At the start of the rehearsal process all those involved in the production were given a resource guide that provided information on PICNIC, including biographical information on the playwright, William Inge. There has been much written about the life of Inge, and he spent a great deal of time in his life talking not only about his work, but his ambitions as a playwright. The following are some quotes that I have found very pertinent to finding the deeper meanings of PICNIC and to provide understanding of the nature of its complex playwright.


ON PICNIC:

"I wanted to write a play that took place in the sunshine"
"When I was a boy in Kansas, my mother had a boarding house. There were three women school teachers living in the house, and they were nice to me. I liked them. I saw their attempts, and even as a child, I sensed the sorrow and the emptiness in their lives, and it touched me"

"What I have wanted most to do is to present the lives in PICNIC with all the warmth and humor and fondness and dismay that attended me when I recalled them. In such tranquil lives, I have found the 'mysterious quiet' that precedes a Kansas cyclone"


ON PLAYWRITING:

"My path in the Theater is to find all that I can in the human lives that I know and are available to me- and find the meanings in those lives secondarily, rather than take a theme and work in the characters secondarily."
"I hate a play that tells me what to think. I have to leave my characters for the audience to make their own judgements of."

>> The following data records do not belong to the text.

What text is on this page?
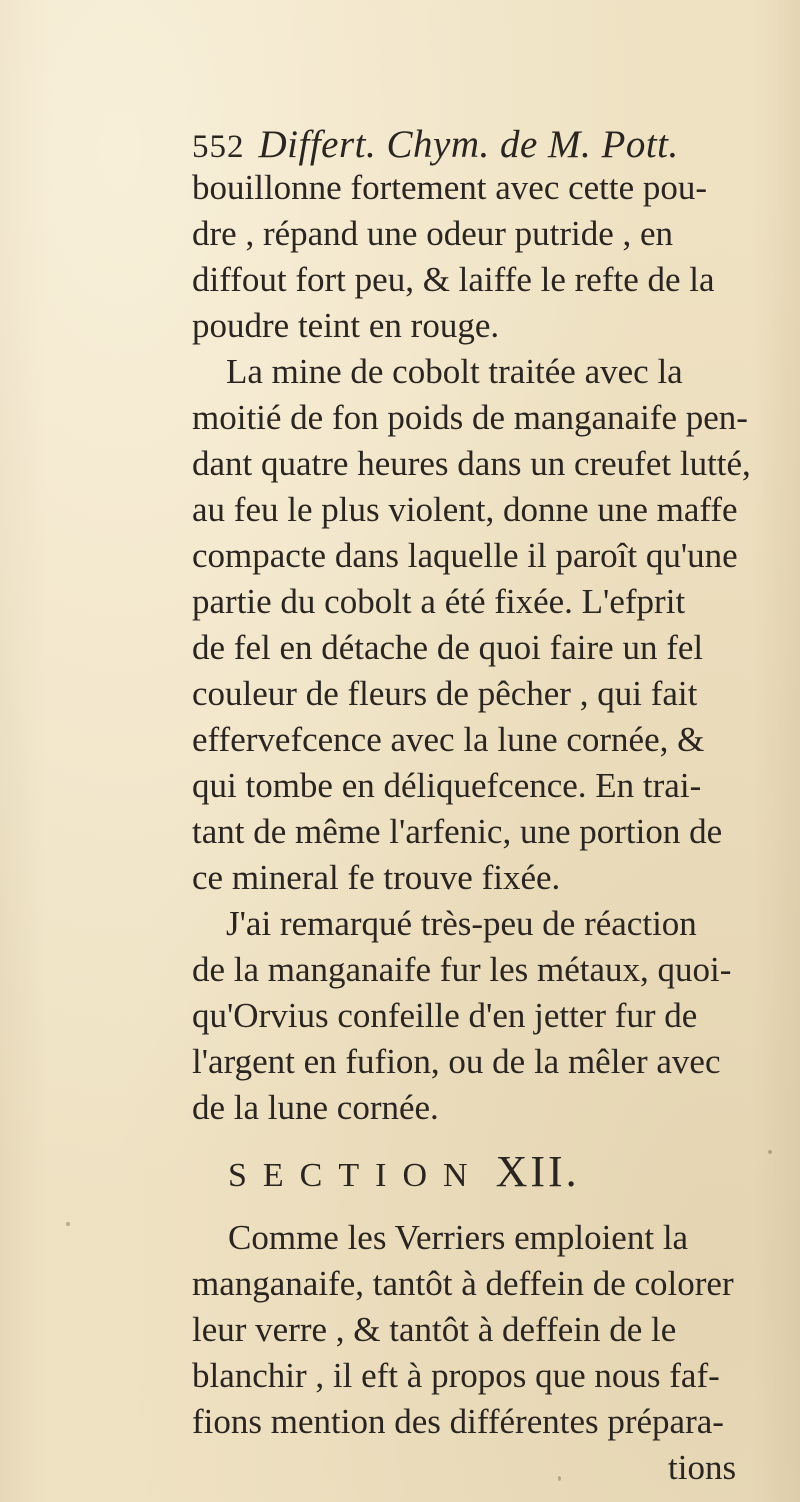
552 Differt. Chym. de M. Pott.
bouillonne fortement avec cette pou-
dre , répand une odeur putride , en
diffout fort peu, & laiffe le refte de la
poudre teint en rouge.
La mine de cobolt traitée avec la
moitié de fon poids de manganaife pen-
dant quatre heures dans un creufet lutté,
au feu le plus violent, donne une maffe
compacte dans laquelle il paroît qu'une
partie du cobolt a été fixée. L'efprit
de fel en détache de quoi faire un fel
couleur de fleurs de pêcher , qui fait
effervefcence avec la lune cornée, &
qui tombe en déliquefcence. En trai-
tant de même l'arfenic, une portion de
ce mineral fe trouve fixée.
J'ai remarqué très-peu de réaction
de la manganaife fur les métaux, quoi-
qu'Orvius confeille d'en jetter fur de
l'argent en fufion, ou de la mêler avec
de la lune cornée.
SECTION XII.
Comme les Verriers emploient la
manganaife, tantôt à deffein de colorer
leur verre , & tantôt à deffein de le
blanchir , il eft à propos que nous faf-
fions mention des différentes prépara-
tions
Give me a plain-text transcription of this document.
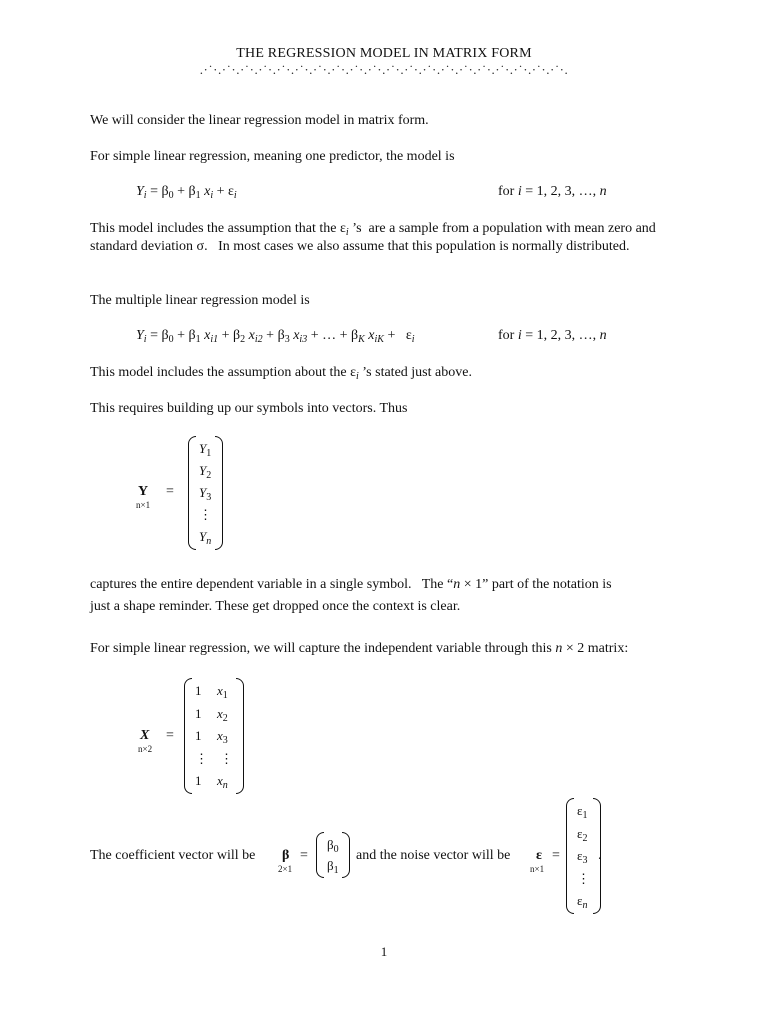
THE REGRESSION MODEL IN MATRIX FORM
.·˙·.·˙·.·˙·.·˙·.·˙·.·˙·.·˙·.·˙·.·˙·.·˙·.·˙·.·˙·.·˙·.·˙·.·˙·.·˙·.·˙·.·˙·.·˙·.·˙·.
We will consider the linear regression model in matrix form.
For simple linear regression, meaning one predictor, the model is
$Y_i = \beta_0 + \beta_1$ $x_i + \varepsilon_i$	for i = 1, 2, 3, …, n
This model includes the assumption that the $\varepsilon_i$ ’s  are a sample from a population with mean zero and standard deviation σ.   In most cases we also assume that this population is normally distributed.
The multiple linear regression model is
$Y_i = \beta_0 + \beta_1$ $x_{i1} + \beta_2$ $x_{i2} + \beta_3$ $x_{i3}$ + … + $\beta_K$ $x_{iK} + \varepsilon_i$	for i = 1, 2, 3, …, n
This model includes the assumption about the $\varepsilon_i$ ’s stated just above.
This requires building up our symbols into vectors. Thus
Y
n×1
=
$Y_1$
$Y_2$
$Y_3$
⋮
$Y_n$
captures the entire dependent variable in a single symbol.   The “n × 1” part of the notation is
just a shape reminder. These get dropped once the context is clear.
For simple linear regression, we will capture the independent variable through this n × 2 matrix:
X
n×2
=
1 $x_1$
1 $x_2$
1 $x_3$
⋮ ⋮
1 $x_n$
The coefficient vector will be β
2×1
=
$\beta_0$
$\beta_1$
and the noise vector will be ε
n×1
=
$\varepsilon_1$
$\varepsilon_2$
$\varepsilon_3$
⋮
$\varepsilon_n$
.
1
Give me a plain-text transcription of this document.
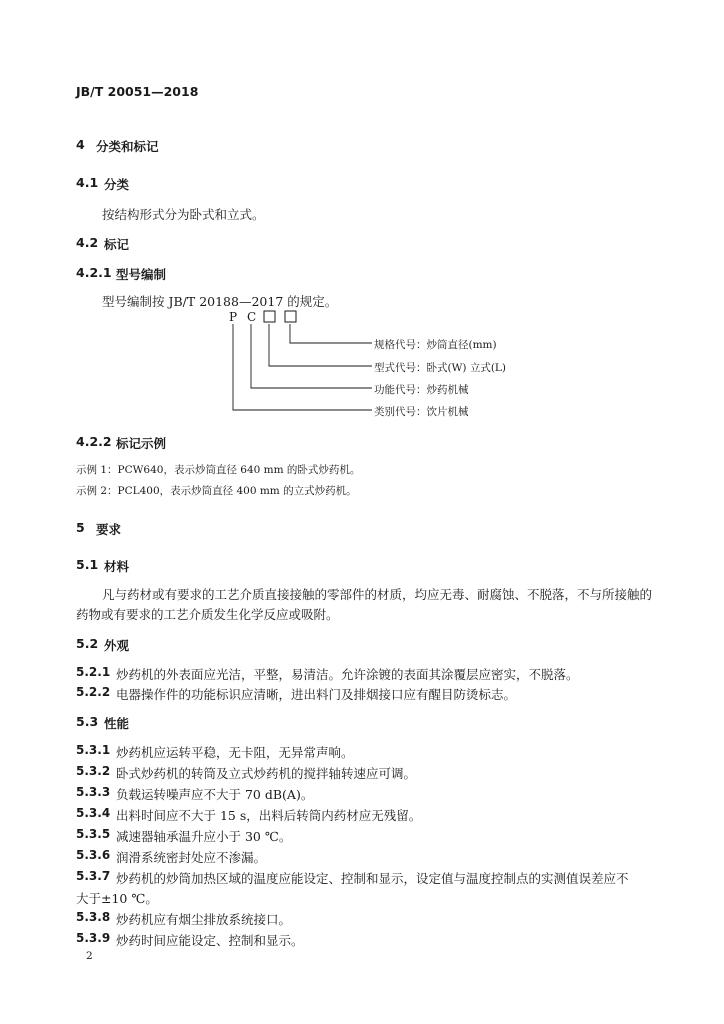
JB/T 20051—2018
4 分类和标记
4.1 分类
按结构形式分为卧式和立式。
4.2 标记
4.2.1 型号编制
型号编制按 JB/T 20188—2017 的规定。
P C
规格代号：炒筒直径(mm)
型式代号：卧式(W) 立式(L)
功能代号：炒药机械
类别代号：饮片机械
4.2.2 标记示例
示例 1：PCW640，表示炒筒直径 640 mm 的卧式炒药机。
示例 2：PCL400，表示炒筒直径 400 mm 的立式炒药机。
5 要求
5.1 材料
凡与药材或有要求的工艺介质直接接触的零部件的材质，均应无毒、耐腐蚀、不脱落，不与所接触的
药物或有要求的工艺介质发生化学反应或吸附。
5.2 外观
5.2.1 炒药机的外表面应光洁，平整，易清洁。允许涂镀的表面其涂覆层应密实，不脱落。
5.2.2 电器操作件的功能标识应清晰，进出料门及排烟接口应有醒目防烫标志。
5.3 性能
5.3.1 炒药机应运转平稳，无卡阻，无异常声响。
5.3.2 卧式炒药机的转筒及立式炒药机的搅拌轴转速应可调。
5.3.3 负载运转噪声应不大于 70 dB(A)。
5.3.4 出料时间应不大于 15 s，出料后转筒内药材应无残留。
5.3.5 减速器轴承温升应小于 30 ℃。
5.3.6 润滑系统密封处应不渗漏。
5.3.7 炒药机的炒筒加热区域的温度应能设定、控制和显示，设定值与温度控制点的实测值误差应不
大于±10 ℃。
5.3.8 炒药机应有烟尘排放系统接口。
5.3.9 炒药时间应能设定、控制和显示。
2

"All my plays represent something of me, some view of life that is pecularily mine that no one else could offer in quite the same style and form. Success, it seems to me, would be somewhat meaningless if the play were not a personal contribution."

"I regard a play as a composition reather than a story, as a distillation of life rather than a narration of it."

"I compare a play to a journey, in which every moment should be as interesting as the destination. I despair of a play that requires its audience to sit through two hours of plot construction having no reference outside the immediate setting, just to be rewarded by a big emotional pay-off in the last act."